Diplomatic solution – reality or dream?

Sep 1st, 2014 | By | Category: Croatia, In Depth, National Security, Russia, Ukraine, Wars

There are currently lots of speculations about negotiations and possible diplomatic solution to military conflict in Donbas.  I am however very skeptical about the success.  Of course I am not diplomat, so hereafter is purely my personal opinion.

First of all, there does exists a reasonable deal, which would take into consideration reasonable (though not legitimate) Russian interests.  I will not talk about details because talking about possible solutions weakens Ukrainian diplomatic position.  However 

  1. Russia will never peacefully accept any reasonable deal.  Let me remind you that during the war in Yugoslavia, Serbian side had some reasonable interests and it was offered few very generous deals.  All of those deals, usually brokered by EU, were turned down by Serbia.  Only after military defeat (with tacit help from US) Serbs were forced into a deal, which was of course much less favorable for them.  Unfortunately, you cannot count on Russian reasonableness, just as one could not count of Serbian reasonableness 20 years ago.
  2. Brokering a deal requires mutual trust between parties. Russia is not trustworthy and Russians very well know that.  So they expect that naturally others (Ukraine, EU) will break the deal just as Russia did dozens of times so far.
  3. Therefore, for Russia the only way to achieve their unreasonable interests is to create quasi-Transdnistria or quasi-Abkhazia and directly influence Ukrainian politics or make Ukraine “failed country”.

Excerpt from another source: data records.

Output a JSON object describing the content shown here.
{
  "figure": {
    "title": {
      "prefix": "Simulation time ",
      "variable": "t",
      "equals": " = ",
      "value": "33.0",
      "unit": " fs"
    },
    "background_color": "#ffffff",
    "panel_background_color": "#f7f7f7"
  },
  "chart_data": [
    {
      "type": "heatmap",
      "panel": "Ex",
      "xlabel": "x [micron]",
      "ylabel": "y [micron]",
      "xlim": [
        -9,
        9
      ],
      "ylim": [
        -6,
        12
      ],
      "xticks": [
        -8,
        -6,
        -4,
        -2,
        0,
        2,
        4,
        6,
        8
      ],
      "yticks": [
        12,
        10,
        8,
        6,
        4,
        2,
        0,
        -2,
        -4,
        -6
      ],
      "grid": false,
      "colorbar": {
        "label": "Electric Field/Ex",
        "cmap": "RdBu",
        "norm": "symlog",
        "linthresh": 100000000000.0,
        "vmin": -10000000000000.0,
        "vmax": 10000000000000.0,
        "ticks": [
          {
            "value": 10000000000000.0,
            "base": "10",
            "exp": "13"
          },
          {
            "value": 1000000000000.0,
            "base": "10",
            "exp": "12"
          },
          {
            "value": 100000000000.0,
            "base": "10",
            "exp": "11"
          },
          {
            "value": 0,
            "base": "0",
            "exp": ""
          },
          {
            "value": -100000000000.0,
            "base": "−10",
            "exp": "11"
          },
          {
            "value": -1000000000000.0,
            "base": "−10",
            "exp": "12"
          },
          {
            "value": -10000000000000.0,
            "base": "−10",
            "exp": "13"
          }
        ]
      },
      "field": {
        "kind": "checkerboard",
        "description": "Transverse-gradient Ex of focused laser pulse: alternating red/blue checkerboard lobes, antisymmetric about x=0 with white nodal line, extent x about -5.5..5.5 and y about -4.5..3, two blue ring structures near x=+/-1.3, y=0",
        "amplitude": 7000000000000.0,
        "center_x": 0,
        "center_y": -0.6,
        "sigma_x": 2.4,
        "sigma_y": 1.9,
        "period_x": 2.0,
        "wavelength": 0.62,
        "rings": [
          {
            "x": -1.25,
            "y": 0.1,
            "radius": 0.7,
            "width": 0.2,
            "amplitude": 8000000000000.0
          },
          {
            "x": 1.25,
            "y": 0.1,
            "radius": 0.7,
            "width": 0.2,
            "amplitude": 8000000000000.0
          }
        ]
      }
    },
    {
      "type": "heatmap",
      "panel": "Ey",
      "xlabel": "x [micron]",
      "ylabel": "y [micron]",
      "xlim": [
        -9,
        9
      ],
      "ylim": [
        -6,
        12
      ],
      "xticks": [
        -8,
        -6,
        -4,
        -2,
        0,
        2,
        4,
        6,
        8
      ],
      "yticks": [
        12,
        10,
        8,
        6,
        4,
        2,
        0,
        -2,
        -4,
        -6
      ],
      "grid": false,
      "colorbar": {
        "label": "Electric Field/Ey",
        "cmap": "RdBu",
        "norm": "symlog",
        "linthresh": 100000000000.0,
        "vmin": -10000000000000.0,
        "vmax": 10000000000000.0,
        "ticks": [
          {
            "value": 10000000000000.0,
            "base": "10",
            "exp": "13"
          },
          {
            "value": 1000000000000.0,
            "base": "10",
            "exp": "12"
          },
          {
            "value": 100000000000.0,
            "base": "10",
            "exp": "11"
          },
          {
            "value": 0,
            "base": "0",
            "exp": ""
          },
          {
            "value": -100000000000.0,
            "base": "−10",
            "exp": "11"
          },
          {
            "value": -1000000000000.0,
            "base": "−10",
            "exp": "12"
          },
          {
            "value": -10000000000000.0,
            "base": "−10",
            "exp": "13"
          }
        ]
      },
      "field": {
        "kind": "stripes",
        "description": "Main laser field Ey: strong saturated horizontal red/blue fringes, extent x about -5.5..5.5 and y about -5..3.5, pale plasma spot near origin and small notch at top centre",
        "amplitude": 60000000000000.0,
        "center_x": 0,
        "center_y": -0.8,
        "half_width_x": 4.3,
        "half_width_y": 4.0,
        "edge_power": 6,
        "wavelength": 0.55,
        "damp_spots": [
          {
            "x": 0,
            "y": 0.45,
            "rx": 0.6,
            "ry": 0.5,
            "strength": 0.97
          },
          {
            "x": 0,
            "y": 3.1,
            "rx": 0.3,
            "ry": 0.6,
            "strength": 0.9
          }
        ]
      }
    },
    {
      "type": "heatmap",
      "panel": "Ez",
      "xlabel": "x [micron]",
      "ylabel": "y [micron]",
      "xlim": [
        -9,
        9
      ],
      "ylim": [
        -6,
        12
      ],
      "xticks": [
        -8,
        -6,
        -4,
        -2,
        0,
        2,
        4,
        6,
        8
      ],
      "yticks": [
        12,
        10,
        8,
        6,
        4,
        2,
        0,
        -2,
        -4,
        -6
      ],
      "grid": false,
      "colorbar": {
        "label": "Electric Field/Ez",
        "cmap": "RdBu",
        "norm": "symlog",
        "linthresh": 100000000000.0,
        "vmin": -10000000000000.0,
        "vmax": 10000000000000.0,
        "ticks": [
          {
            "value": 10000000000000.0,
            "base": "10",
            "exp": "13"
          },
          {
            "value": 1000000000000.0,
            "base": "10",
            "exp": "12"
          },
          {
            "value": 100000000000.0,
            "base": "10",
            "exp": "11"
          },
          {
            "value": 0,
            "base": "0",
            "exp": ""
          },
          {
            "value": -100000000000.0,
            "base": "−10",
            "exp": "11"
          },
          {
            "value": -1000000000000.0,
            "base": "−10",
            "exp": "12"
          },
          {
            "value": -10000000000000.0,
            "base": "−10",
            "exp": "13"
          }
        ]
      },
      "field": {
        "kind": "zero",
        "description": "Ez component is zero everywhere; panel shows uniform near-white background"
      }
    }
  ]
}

To conclude, I think there is no other way apart from militarily to stop the Russian occupation.

So what should Ukraine do?

  1. It should limit Russian gains.  From the military perspective, Russian superiority means that Ukrainian army has little chance on the open field, but making strong fortresses of large urban centers is generally a good idea.  At least it worked well in Croatia (Vukovar, Osijek, Vinkovci, Gospić, Zadar, Dubrovnik).  I do not know, though, considering the fate of Grozny, if this applies well to Ukraine too.
  2. The more subtle way to limit Russian gains is weakening Russian state from inside.  The best effect is achieved by as large as possible export of coffins with Russian regulars.  This will destroy Russian will for fight and change the public opinion.  In Serbia, after few months, they had huge problems with mobilization despite the fact that Yugoslav (de facto Serbian) army intervention was de iure legitimate, as Croatia was still not internationally recognized.
  3. The second step is to liberate occupied territories.  But this will take much longer time.  From the military perspective, Ukraine will have to build a completely new army, which will take months, at least.  The advances of army could be tested by occasional little local skirmishes at strategic positions, just as in case of Croatian army.
  4. Creating army will have to go hand in hand with further continuous weakening of Russian state from inside.  I know that the international sanctions are weak, but in the long run they are very effective.  After four years, despite military superiority, Serbia was no longer capable of wage any serious war, so after Croatian offensive they just simply gave up the Serbian “state” within Croatia.  It is however important that international sanctions do remain intact and considering Russian political leverage it will take some effort from Ukraine and its allies.

Lamenting about the lack of international intervention won’t help.  Help yourself and others will help you, so good leadership is of uttermost importance!  So let me finish with the reference to Croatian leadership.

Wartime Croatian president Tuđman was and still is considered a controversial person.  He was undemocratic and he probably have made few strategic or tactical mistakes.  But there are two qualities of him that are undeniable.  First, he had no illusions about enemy intentions and strength.  And second, he had a vision that Croatia must and eventually will prevail.  So he was not willing to accept rotten compromises and he was even prepared to do something “bad” in order to establish good final outcome.  In this regard, he could be compared to Churchill 50 years before him.  I hope your current Ukrainian leadership follow his and Churchill’s example.